Santos apuntó la cantidad y el número de la factura que la desapercibida empleada le dio.

— ¿Y ahora, por qué salió tan caro?

—Por los dos mil litros que pidieron el veintinueve de septiembre.

Por la tarde, acudió a contarle a Lorenzana el resultado de su pequeña investigación. El sudamericano decidió que se tenía que informar a la prensa. Santos no estaba seguro.

—Pero es que no tengo pruebas, señor, nada más fue una llamada.

—Así está bien, pibe, ayudaremos a que las investigaciones tomen ese rumbo. Nunca subestimes lo que puede conseguir un periodista.

Convocó a los reporteros. En la breve entrevista, dió a conocer que la empresa “Gasurban” había surtido dos mil litros de combustible al cuartel, casualmente, dos días después de la desaparición de los normalistas.

A la mañana siguiente, el campamento sudamericano fue rodeado por una compañía de soldados. Se ordenó a los ocupantes recoger sus pertenencias en dos horas, argumentando que, ya identificado uno de los normalistas, era un hecho que todos habían tenido el mismo fin. Un vehículo militar los llevó al aeropuerto de la capital del estado, para que abordaran un avión para la Ciudad de México, y luego hacia su país.

Esa noche, el joven recibió la llamada de un desconocido.

— ¿Me puedes comunicar con Santos Ahuatzin?

—Sí. Soy yo —. Respondió inocentemente.

—Pos ya eres un cadáver, hijo de tu puta madre.

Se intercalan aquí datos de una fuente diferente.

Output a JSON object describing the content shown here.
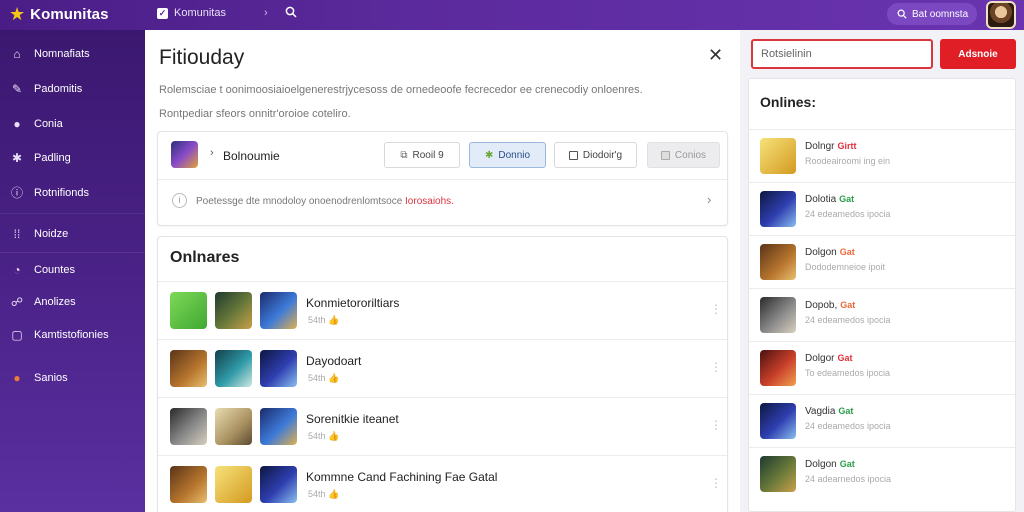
{
  "app": {
    "name": "Komunitas"
  },
  "topbar": {
    "group_label": "Komunitas",
    "pill_label": "Bat oomnsta"
  },
  "sidebar": {
    "items": [
      {
        "label": "Nomnafiats",
        "icon": "home-icon"
      },
      {
        "label": "Padomitis",
        "icon": "compass-icon"
      },
      {
        "label": "Conia",
        "icon": "circle-icon"
      },
      {
        "label": "Padling",
        "icon": "puzzle-icon"
      },
      {
        "label": "Rotnifionds",
        "icon": "info-icon"
      },
      {
        "label": "Noidze",
        "icon": "grid-icon"
      },
      {
        "label": "Countes",
        "icon": "chat-icon"
      },
      {
        "label": "Anolizes",
        "icon": "people-icon"
      },
      {
        "label": "Kamtistofionies",
        "icon": "calendar-icon"
      },
      {
        "label": "Sanios",
        "icon": "fire-icon"
      }
    ]
  },
  "panel": {
    "title": "Fitiouday",
    "description_line1": "Rolemsciae t oonimoosiaioelgenerestrjycesoss de ornedeoofe fecrecedor ee crenecodiy onloenres.",
    "description_line2": "Rontpediar sfeors onnitr'oroioe coteliro.",
    "game_card": {
      "name": "Bolnoumie",
      "chips": [
        {
          "label": "Rooil 9",
          "icon": "copy-icon",
          "state": "normal"
        },
        {
          "label": "Donnio",
          "icon": "puzzle-icon",
          "state": "active"
        },
        {
          "label": "Diodoir'g",
          "icon": "checkbox",
          "state": "normal"
        },
        {
          "label": "Conios",
          "icon": "checkbox",
          "state": "disabled"
        }
      ],
      "notice_text": "Poetessge dte mnodoloy onoenodrenlomtsoce",
      "notice_link": "Iorosaiohs."
    },
    "section_title": "Onlnares",
    "rows": [
      {
        "title": "Konmietororiltiars",
        "meta": "54th"
      },
      {
        "title": "Dayodoart",
        "meta": "54th"
      },
      {
        "title": "Sorenitkie iteanet",
        "meta": "54th"
      },
      {
        "title": "Kommne Cand Fachining Fae Gatal",
        "meta": "54th"
      }
    ]
  },
  "right": {
    "search_value": "Rotsielinin",
    "button_label": "Adsnoie",
    "title": "Onlines:",
    "items": [
      {
        "name": "Dolngr",
        "tag": "Girtt",
        "tag_color": "#e0303a",
        "sub": "Roodeairoomi ing ein"
      },
      {
        "name": "Dolotia",
        "tag": "Gat",
        "tag_color": "#2a9d4a",
        "sub": "24 edeamedos ipocia"
      },
      {
        "name": "Dolgon",
        "tag": "Gat",
        "tag_color": "#e8683a",
        "sub": "Dododemneioe ipoit"
      },
      {
        "name": "Dopob,",
        "tag": "Gat",
        "tag_color": "#e8683a",
        "sub": "24 edeamedos ipocia"
      },
      {
        "name": "Dolgor",
        "tag": "Gat",
        "tag_color": "#e0303a",
        "sub": "To edeamedos ipocia"
      },
      {
        "name": "Vagdia",
        "tag": "Gat",
        "tag_color": "#2a9d4a",
        "sub": "24 edeamedos ipocia"
      },
      {
        "name": "Dolgon",
        "tag": "Gat",
        "tag_color": "#2a9d4a",
        "sub": "24 adearnedos ipocia"
      }
    ]
  }
}
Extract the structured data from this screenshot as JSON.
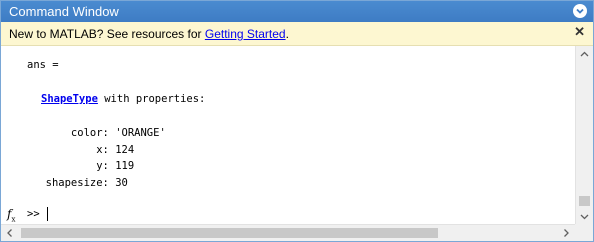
{
  "window": {
    "title": "Command Window"
  },
  "infobar": {
    "message_prefix": "New to MATLAB? See resources for ",
    "link_text": "Getting Started",
    "message_suffix": ".",
    "close_glyph": "✕"
  },
  "output": {
    "ans_line": "ans =",
    "class_name": "ShapeType",
    "class_suffix": " with properties:",
    "properties": [
      {
        "label": "      color: ",
        "value": "'ORANGE'"
      },
      {
        "label": "          x: ",
        "value": "124"
      },
      {
        "label": "          y: ",
        "value": "119"
      },
      {
        "label": "  shapesize: ",
        "value": "30"
      }
    ]
  },
  "command_line": {
    "prompt": ">>",
    "value": "",
    "fx_icon": "fx"
  },
  "icons": {
    "menu": "chevron-down-circle-icon",
    "close": "close-icon",
    "fx": "function-browser-icon",
    "scroll_up": "chevron-up-icon",
    "scroll_down": "chevron-down-icon",
    "scroll_left": "chevron-left-icon",
    "scroll_right": "chevron-right-icon"
  },
  "colors": {
    "titlebar": "#4a8bd0",
    "infobar_bg": "#fdf7d1",
    "link": "#0000ee"
  }
}
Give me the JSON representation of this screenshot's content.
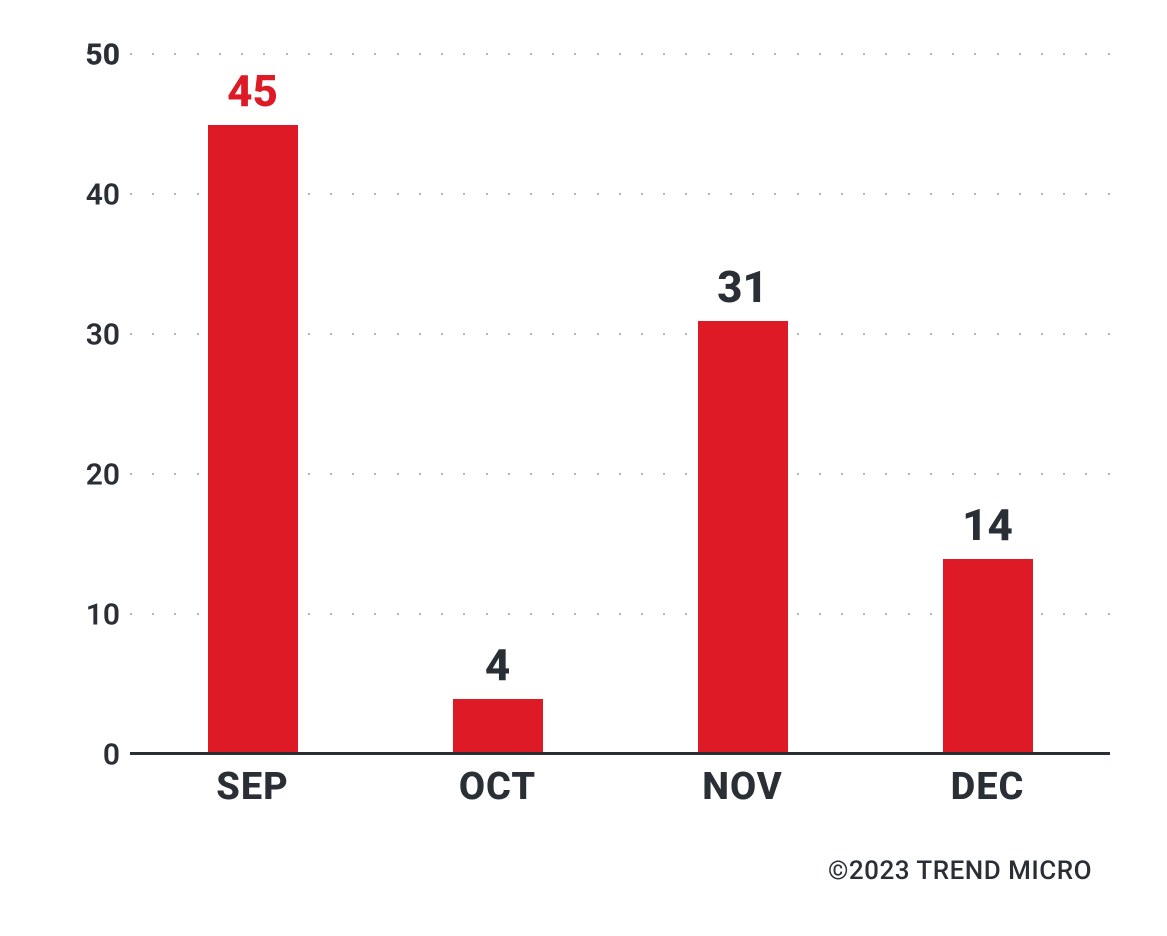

El teléfono sigue sonando. Evangelina lo mira sin ver, con los ojos húmedos y un gesto de amargura en la boca. Finalmente contesta.

—Bueno.

—Buen día. Es Guillermo Lorenzana. ¿Puedo hablar con Santos?

A ella no le sale la voz, atrapada en el nudo que siente en la garganta. Las lágrimas bajan por senderos gastados en su cara alargada.

— ¡Aló…! ¡Aló…! Es que le he propuesto para una beca acá, en la Universidad de Buenos Aires —. La voz de acento argentino la trae de vuelta a la situación.

—No, Doctor. Se llevaron a m’hijo de aquí mismo, de enfrente de la casa, hace dos semanas. Lo desaparecieron, como a su hermano. Está muerto, lo siento aquí en mi pecho.

El porteño, súbitamente golpeado por la imagen del rostro moreno y la mirada inteligente del muchacho mexicano, es incapaz de decirle algo que tenga sentido a esa madre, a quien le han arrebatado a sus dos hijos. Sólo desliza el pulgar por la pantalla de su teléfono, para cortar la llamada.

Todavía sentada en la cama, con la mirada perdida, Evangelina escucha unos leves golpes en la puerta. Su cuerpo se incorpora, se pone un gastado sombrero de palma, y tomando una varilla de hierro con la punta roma, sale con paso lento a reunirse con los padres de los otros normalistas. Mientras la vida le alcance, ella buscará entre los cerros a Diego y a Santos, y si un día los encuentra, les dará cristiana sepultura, como ha sido con sus padres y abuelos; para que sigan siendo su razón para aferrarse a esta tierra.